Тео вскинул глаза, улыбаясь во весь рот, и Лазар скупо кивнул. Он не рад? Почему?

– Я… я не брал его из гнезда. Он сидел на тропинке. Я искал, где его гнездо, но не нашел ни на земле, ни в дуплах.

В голове билась мысль: «Только бы его разрешили оставить!»

– Правда?

Лицо Лазара просветлело. Он протянул мозолистую руку к взъерошенной голове птенца.

– Жалко…

На лбу Лазара залегла складка.

– А? Почему? – недоуменно спросил мальчик.

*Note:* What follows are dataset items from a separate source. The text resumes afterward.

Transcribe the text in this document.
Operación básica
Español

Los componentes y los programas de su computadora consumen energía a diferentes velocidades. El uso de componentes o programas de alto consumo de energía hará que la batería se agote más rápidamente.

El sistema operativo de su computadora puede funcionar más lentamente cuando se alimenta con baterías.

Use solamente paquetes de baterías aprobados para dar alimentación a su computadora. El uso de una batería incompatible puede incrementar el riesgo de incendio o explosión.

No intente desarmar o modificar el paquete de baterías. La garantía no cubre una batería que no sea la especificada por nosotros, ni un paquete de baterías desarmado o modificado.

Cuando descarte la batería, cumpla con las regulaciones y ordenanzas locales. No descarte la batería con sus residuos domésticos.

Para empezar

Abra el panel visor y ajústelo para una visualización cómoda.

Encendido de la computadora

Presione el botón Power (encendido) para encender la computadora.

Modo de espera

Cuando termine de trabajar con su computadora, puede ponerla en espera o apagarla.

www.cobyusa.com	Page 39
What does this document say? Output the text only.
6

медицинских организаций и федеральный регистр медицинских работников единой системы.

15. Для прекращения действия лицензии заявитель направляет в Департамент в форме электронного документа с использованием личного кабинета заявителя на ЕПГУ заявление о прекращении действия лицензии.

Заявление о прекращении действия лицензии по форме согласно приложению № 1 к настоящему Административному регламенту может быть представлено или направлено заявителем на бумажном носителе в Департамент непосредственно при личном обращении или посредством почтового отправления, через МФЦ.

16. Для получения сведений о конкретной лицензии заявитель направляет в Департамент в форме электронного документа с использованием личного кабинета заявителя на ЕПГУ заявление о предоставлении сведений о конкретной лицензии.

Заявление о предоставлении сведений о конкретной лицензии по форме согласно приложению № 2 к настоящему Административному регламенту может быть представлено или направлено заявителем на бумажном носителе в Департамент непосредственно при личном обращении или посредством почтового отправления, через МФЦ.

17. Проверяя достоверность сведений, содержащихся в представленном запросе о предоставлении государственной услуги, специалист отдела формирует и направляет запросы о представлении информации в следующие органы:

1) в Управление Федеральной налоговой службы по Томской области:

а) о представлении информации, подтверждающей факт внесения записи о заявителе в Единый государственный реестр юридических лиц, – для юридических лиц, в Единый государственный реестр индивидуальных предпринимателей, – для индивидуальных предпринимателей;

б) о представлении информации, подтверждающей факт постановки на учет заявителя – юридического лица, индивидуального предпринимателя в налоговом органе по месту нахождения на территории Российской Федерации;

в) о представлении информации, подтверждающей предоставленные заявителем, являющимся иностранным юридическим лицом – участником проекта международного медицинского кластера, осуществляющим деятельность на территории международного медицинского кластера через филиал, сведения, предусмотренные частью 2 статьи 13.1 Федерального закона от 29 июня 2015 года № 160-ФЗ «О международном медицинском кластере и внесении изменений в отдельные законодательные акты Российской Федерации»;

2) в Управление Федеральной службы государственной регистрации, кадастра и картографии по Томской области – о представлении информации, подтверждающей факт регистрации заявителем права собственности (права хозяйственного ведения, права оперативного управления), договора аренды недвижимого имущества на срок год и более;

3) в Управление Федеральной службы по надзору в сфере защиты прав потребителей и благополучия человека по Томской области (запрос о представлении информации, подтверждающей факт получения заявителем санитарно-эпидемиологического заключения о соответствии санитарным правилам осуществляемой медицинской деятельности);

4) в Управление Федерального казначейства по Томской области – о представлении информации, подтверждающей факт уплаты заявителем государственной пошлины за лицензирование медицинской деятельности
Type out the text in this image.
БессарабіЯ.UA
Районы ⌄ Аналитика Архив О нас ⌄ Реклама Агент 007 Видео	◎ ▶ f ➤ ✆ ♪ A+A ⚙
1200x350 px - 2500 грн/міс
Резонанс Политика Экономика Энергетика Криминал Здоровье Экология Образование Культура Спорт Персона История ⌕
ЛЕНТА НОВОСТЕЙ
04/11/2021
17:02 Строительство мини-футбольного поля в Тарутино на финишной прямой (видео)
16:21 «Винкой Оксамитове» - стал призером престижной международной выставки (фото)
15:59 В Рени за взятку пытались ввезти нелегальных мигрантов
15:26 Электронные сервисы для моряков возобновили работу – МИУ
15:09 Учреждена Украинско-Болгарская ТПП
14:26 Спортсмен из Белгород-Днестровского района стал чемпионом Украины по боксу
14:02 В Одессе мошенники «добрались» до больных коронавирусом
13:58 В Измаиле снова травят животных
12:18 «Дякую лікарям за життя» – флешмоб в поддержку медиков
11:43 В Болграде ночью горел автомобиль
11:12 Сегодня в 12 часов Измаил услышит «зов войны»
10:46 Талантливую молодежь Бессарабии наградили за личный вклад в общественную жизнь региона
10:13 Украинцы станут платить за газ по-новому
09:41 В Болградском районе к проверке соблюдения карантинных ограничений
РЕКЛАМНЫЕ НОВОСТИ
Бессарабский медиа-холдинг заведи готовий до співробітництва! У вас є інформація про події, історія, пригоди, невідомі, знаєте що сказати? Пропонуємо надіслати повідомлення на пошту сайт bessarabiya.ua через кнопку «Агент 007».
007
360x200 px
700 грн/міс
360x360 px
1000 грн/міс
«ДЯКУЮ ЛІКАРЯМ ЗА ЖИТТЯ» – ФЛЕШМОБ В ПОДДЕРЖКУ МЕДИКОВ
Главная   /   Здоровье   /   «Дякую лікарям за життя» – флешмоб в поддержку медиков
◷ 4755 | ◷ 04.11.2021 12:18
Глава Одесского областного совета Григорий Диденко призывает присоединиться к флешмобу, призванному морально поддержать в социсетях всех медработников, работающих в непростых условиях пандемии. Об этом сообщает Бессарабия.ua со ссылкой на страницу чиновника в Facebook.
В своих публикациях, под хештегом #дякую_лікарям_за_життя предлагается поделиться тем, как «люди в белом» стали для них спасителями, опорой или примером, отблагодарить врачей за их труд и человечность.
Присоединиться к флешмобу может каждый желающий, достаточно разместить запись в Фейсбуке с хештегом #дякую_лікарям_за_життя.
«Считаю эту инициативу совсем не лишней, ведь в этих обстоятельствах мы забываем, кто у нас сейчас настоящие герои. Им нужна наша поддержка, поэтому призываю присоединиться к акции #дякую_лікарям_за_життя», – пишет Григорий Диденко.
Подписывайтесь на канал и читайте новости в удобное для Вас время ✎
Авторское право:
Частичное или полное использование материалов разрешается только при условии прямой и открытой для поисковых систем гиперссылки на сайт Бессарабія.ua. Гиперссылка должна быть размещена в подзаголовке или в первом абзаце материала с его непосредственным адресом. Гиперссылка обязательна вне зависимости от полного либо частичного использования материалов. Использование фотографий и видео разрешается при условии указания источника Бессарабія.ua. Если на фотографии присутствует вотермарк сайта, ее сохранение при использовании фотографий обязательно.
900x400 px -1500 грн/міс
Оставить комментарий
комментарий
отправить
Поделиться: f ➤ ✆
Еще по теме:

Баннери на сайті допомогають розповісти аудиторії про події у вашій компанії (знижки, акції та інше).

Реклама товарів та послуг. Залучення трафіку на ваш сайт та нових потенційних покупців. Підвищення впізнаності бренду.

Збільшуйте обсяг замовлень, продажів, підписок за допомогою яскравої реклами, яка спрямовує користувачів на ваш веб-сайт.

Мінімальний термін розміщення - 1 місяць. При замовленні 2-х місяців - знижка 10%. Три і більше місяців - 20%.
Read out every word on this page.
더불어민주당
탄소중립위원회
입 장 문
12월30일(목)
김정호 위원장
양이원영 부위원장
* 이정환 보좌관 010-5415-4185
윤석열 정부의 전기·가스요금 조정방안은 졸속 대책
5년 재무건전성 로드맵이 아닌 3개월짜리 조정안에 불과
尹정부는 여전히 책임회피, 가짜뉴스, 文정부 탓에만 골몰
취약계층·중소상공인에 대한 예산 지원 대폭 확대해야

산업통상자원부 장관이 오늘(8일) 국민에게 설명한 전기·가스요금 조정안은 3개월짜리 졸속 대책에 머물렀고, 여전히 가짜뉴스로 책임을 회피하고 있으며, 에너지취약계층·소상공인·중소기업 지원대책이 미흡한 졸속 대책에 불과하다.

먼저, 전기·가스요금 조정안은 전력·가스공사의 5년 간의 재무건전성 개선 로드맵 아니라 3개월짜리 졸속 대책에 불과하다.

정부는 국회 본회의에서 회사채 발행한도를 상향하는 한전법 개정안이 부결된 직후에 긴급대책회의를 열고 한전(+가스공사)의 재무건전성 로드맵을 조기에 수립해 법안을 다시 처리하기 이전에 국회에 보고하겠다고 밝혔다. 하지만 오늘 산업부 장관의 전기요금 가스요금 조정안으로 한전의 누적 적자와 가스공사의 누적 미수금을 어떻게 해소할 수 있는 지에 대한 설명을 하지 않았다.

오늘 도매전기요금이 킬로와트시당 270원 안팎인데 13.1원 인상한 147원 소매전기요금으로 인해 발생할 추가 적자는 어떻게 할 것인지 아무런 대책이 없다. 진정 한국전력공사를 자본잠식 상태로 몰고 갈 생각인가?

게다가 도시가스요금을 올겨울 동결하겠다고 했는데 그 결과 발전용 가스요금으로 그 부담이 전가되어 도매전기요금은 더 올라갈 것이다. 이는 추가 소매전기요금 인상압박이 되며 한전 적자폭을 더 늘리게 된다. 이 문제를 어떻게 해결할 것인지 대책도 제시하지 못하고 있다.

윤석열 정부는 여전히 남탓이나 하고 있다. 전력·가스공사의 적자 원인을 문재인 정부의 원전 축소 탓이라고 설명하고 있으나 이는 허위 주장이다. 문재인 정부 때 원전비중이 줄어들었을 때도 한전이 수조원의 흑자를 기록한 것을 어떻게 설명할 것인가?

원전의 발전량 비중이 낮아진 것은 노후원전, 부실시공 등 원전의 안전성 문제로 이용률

– Если он потерялся, то погибнет.

– Да, но… – Сердце Тео так и заколотилось. – Но крестьяне же выращивают как-то цыплят!

Он чуть не плакал.

– Ты знаешь, кто это? Это не цыпленок, Теодор. Это птица вольная и дикая. Филин. Его невозможно приручить, а вырастить тем более. Здесь нужен более тщательный уход, чем за цыпленком. Особое мясо – нужно добавлять размельченные кости, перья, чтобы пищеварение не нарушалось. Ты же видел в лесу погадки сов? Они это сплевывают. Ты будешь ловить мышей? Готовить такую еду? Будешь вставать каждый день, чтобы проверять его? Ухаживать за ним? Мне очень жаль, но птенец, скорее всего, погибнет.

Теодор был готов сделать что угодно, чтобы чудесный комочек пуха, машущий куцыми крылышками и когтистыми лапами, выжил. Он был готов на все. Тео закивал.